The Income Tax Appellate Tribunal (ITAT) held that the assessee can not be denied the 50% of deduction under Section 54 of the Income Tax Act, 1961 merely because the name of assessee’s son is also mentioned in the purchase document when the entire purchase consideration has flown from the assessee.

The assessee, Smt. Subbalakshmi Kurada sold a residential house property for a sum of Rs.12.75 crores. She purchased another residential house property for Rs.11.02 crores. The new house property was purchased in the joint name of the assessee and her son. The assessee claimed deduction of Rs.8.47 crores under Section 54 of the Act towards the cost of new residential house property against the long term capital gain arising on sale of original house property. Since the new residential house property has been purchased in the name of assessee and her son,

The AO restricted the deduction under Section 54 of the Act to 50%, he allowed a deduction to the extent of Rs.4.23 crores only. The Ld CIT(A) also confirmed the same and hence the assessee has filed the appeal.

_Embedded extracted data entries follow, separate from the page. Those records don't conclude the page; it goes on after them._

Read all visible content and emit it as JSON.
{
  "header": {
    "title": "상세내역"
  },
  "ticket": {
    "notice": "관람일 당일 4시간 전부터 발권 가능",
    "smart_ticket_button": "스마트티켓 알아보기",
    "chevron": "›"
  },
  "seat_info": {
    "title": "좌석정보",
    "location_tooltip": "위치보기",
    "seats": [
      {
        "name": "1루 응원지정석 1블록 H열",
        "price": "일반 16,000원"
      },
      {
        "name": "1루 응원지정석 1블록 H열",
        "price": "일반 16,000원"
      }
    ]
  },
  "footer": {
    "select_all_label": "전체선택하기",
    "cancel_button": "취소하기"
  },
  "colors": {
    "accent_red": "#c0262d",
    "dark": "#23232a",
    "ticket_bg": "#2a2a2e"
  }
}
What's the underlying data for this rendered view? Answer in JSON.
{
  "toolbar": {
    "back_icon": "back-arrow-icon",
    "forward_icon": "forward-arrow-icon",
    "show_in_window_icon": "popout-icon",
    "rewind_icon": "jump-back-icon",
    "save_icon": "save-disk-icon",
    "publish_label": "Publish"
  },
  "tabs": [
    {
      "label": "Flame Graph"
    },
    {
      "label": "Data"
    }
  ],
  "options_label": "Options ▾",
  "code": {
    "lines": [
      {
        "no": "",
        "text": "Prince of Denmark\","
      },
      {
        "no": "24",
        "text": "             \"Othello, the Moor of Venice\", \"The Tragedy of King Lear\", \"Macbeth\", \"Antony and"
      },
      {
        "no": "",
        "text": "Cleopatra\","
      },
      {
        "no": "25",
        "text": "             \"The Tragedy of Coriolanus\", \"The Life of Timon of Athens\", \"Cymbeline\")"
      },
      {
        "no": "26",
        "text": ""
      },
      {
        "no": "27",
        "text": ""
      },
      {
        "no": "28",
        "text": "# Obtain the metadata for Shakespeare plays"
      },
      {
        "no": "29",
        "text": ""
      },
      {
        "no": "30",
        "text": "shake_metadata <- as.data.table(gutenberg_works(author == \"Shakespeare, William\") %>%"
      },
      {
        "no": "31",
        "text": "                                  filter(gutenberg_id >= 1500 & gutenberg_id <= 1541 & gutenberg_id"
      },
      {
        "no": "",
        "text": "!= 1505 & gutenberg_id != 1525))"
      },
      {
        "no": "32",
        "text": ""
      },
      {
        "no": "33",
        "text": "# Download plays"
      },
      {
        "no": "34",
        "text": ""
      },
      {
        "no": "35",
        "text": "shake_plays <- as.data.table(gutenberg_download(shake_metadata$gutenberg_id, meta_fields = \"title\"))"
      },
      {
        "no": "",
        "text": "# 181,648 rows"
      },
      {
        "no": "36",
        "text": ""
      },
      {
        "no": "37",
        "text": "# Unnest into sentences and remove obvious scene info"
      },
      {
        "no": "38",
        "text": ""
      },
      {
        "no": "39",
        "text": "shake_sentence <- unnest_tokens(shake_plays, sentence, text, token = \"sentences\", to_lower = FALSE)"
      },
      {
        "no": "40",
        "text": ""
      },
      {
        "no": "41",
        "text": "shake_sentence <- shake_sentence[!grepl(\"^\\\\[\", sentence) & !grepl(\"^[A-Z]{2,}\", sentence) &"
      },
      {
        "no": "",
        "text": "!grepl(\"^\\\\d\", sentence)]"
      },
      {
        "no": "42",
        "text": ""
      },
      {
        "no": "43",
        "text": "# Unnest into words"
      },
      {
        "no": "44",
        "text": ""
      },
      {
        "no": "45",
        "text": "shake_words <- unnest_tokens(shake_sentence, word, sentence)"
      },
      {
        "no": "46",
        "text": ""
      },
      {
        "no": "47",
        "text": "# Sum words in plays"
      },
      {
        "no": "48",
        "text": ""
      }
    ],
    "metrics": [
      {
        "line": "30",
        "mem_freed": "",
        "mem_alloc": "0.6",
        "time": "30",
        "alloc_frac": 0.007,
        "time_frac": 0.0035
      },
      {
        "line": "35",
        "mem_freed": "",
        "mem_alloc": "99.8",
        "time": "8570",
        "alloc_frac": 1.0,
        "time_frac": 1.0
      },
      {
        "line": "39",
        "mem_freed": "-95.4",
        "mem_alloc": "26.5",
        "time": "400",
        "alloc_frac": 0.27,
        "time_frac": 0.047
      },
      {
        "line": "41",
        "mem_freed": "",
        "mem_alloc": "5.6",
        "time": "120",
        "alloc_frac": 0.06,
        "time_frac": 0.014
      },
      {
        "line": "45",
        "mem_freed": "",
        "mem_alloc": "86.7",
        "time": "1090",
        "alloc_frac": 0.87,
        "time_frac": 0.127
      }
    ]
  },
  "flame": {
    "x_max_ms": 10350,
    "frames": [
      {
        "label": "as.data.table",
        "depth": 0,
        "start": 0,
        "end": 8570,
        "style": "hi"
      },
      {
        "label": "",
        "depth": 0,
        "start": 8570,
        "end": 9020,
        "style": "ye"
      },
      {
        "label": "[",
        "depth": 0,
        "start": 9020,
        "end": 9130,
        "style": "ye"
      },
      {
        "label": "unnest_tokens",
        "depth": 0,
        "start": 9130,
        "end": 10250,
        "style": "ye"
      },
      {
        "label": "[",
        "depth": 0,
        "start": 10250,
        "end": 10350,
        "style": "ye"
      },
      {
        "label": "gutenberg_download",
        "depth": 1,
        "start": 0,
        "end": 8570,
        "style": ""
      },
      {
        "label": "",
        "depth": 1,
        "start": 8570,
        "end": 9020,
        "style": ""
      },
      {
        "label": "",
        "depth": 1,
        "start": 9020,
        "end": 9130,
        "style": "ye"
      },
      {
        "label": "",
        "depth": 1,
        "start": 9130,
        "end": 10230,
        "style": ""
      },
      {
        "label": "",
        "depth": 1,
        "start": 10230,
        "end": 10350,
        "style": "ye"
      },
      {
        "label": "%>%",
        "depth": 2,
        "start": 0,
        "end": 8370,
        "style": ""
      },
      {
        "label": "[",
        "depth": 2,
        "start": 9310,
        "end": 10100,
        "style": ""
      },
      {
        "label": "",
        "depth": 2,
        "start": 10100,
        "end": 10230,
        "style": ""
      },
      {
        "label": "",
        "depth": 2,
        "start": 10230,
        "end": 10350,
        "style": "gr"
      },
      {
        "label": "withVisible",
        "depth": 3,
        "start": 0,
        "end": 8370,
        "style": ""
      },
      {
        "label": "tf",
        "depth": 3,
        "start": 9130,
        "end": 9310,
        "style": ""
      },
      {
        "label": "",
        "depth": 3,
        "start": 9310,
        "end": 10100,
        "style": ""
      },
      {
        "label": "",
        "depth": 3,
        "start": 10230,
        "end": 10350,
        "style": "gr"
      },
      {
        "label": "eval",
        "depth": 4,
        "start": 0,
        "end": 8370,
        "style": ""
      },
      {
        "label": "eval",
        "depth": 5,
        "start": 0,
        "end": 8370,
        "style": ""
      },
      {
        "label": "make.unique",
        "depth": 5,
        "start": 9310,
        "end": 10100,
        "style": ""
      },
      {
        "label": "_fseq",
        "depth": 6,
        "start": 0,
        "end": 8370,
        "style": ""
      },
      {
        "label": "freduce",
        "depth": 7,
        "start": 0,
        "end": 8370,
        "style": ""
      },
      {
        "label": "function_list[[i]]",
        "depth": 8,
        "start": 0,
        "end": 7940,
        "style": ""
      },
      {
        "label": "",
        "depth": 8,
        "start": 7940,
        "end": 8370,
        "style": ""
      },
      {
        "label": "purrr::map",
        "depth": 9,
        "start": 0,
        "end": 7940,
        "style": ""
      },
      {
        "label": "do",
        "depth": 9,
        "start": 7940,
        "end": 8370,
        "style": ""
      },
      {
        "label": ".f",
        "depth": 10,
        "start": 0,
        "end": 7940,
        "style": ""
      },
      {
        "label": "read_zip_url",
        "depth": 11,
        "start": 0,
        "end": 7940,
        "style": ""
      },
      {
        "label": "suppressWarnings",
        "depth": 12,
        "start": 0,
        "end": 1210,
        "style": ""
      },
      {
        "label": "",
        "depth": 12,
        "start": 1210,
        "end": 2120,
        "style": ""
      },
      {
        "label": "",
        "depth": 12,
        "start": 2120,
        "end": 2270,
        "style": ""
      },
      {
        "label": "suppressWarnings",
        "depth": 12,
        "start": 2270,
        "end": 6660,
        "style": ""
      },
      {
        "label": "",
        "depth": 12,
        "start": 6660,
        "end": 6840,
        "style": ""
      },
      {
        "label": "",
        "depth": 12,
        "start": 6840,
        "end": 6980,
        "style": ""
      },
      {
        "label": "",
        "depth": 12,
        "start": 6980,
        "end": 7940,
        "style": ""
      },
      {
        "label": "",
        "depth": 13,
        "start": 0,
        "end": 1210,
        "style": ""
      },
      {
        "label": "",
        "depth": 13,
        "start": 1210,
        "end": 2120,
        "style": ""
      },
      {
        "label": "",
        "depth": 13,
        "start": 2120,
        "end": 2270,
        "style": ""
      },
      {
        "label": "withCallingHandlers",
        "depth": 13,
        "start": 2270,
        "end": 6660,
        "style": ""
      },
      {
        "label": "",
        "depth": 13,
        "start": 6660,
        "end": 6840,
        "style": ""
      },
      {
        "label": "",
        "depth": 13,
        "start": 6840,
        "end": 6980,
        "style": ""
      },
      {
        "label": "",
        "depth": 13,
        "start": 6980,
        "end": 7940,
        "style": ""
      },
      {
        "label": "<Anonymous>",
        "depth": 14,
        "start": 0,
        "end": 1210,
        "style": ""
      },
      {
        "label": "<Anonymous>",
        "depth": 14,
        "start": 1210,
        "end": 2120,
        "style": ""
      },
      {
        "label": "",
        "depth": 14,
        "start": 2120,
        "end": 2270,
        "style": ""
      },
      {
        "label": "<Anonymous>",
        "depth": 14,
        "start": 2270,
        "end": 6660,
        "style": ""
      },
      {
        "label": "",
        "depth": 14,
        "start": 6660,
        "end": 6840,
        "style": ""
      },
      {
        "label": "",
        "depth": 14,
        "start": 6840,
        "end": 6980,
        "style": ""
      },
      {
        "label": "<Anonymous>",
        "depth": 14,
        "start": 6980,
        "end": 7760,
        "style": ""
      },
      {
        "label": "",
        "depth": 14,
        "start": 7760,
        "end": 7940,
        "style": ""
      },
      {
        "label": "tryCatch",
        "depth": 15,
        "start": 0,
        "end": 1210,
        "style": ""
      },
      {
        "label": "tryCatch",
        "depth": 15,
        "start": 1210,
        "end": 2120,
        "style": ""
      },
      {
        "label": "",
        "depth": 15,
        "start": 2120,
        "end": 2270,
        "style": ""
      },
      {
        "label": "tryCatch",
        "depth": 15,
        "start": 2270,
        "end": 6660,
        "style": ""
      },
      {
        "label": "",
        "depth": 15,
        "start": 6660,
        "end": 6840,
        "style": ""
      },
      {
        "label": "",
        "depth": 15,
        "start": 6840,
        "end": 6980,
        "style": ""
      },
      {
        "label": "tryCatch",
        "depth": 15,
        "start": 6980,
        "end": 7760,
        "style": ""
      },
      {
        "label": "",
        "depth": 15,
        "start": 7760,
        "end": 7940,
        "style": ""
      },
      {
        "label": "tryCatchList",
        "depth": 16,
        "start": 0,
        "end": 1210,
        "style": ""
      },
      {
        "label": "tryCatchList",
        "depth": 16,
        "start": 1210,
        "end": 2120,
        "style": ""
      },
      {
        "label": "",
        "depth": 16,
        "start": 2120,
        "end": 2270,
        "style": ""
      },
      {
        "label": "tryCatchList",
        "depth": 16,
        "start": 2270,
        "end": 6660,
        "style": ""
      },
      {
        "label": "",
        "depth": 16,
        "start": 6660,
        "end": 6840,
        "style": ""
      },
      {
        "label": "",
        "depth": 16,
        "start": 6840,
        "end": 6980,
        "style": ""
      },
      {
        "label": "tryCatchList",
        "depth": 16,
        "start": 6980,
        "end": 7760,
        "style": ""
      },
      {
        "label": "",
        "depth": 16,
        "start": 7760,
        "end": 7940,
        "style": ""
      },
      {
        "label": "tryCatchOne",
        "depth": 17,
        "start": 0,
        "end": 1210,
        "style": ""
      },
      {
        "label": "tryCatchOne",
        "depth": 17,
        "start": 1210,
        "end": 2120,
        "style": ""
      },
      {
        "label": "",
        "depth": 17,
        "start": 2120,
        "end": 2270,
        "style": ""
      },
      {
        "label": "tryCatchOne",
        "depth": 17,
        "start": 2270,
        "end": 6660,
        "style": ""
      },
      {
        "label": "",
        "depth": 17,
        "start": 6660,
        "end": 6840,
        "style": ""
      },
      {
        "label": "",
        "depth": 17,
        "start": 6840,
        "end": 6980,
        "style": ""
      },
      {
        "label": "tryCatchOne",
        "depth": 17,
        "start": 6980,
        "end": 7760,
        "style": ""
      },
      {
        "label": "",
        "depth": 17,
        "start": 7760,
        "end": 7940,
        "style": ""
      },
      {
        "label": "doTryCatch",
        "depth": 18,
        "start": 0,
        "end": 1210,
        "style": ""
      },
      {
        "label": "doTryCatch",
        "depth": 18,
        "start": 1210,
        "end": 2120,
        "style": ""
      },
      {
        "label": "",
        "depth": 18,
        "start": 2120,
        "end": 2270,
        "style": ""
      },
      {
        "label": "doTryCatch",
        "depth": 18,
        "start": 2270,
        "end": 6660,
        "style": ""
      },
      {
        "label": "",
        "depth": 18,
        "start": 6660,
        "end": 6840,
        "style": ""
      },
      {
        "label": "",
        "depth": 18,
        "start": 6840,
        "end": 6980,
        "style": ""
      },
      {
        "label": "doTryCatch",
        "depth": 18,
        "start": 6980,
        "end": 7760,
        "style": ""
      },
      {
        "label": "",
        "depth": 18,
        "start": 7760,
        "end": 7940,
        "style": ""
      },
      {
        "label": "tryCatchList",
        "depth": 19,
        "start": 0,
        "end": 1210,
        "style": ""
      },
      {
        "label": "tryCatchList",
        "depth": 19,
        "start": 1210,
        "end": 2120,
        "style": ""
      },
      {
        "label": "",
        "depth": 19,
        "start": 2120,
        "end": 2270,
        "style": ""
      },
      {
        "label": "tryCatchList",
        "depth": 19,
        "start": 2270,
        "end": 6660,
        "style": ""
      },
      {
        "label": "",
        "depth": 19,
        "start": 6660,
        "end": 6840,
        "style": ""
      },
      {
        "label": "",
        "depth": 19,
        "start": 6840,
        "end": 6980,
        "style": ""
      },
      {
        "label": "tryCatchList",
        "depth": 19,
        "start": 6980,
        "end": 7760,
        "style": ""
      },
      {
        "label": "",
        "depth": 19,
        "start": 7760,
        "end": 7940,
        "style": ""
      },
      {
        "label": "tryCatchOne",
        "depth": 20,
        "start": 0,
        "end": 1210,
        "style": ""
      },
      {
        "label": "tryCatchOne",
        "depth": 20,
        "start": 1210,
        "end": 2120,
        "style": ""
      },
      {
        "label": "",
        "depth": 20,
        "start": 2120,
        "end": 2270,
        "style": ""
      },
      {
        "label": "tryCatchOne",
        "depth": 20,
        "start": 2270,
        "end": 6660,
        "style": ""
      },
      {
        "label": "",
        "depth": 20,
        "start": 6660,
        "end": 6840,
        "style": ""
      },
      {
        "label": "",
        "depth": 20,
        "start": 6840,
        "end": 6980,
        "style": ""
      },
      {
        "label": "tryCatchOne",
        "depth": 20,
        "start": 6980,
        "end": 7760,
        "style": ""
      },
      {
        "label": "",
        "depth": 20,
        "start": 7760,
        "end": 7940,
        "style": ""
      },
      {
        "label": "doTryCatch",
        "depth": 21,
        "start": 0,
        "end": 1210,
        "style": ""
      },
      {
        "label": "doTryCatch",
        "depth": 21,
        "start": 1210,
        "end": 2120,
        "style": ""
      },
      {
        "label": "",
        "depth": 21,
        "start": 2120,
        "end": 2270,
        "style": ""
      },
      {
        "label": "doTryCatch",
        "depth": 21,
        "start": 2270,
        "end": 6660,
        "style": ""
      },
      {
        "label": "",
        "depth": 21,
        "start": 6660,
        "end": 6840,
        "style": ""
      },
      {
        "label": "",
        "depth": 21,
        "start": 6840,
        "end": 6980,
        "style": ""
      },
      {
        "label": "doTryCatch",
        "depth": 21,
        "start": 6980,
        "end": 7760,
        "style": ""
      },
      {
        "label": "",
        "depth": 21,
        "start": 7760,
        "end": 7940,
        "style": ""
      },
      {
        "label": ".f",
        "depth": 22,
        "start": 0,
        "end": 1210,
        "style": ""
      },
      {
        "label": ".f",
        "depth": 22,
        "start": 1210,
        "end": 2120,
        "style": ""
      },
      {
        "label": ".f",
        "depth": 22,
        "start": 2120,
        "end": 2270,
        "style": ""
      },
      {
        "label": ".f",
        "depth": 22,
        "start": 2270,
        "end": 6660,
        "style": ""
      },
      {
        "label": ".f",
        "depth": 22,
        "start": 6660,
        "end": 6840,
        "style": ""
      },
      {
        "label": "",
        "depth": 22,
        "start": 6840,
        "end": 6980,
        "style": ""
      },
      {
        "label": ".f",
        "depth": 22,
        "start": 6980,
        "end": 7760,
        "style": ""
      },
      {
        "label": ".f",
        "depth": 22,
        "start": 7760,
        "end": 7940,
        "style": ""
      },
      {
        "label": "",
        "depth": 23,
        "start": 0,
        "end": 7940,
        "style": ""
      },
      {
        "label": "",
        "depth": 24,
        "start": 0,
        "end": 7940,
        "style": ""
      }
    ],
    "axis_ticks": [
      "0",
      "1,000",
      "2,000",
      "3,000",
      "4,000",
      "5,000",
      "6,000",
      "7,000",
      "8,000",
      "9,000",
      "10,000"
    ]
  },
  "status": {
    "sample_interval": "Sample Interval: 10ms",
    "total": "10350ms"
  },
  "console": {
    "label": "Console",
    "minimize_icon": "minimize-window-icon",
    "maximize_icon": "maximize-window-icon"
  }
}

The tribunal headed by the Vice President N. V. Vasudevan and an Accountant Member B. R. Baskaran, while relying on the decisions of the higher court held that the assessee can not be denied the 50% of deduction under Section 54 of the Income Tax Act, 1961 merely because the name of assessee’s son is also mentioned in the purchase document when the entire purchase consideration has flown from the assessee.

“We hold that the assessee is entitled to full deduction u/s 54 of the Act. Accordingly, we set aside the order passed by Ld CIT(A) on this issue and direct the AO to allow deduction u/s 54 of the Act as claimed by the assessee,” the tribunal said.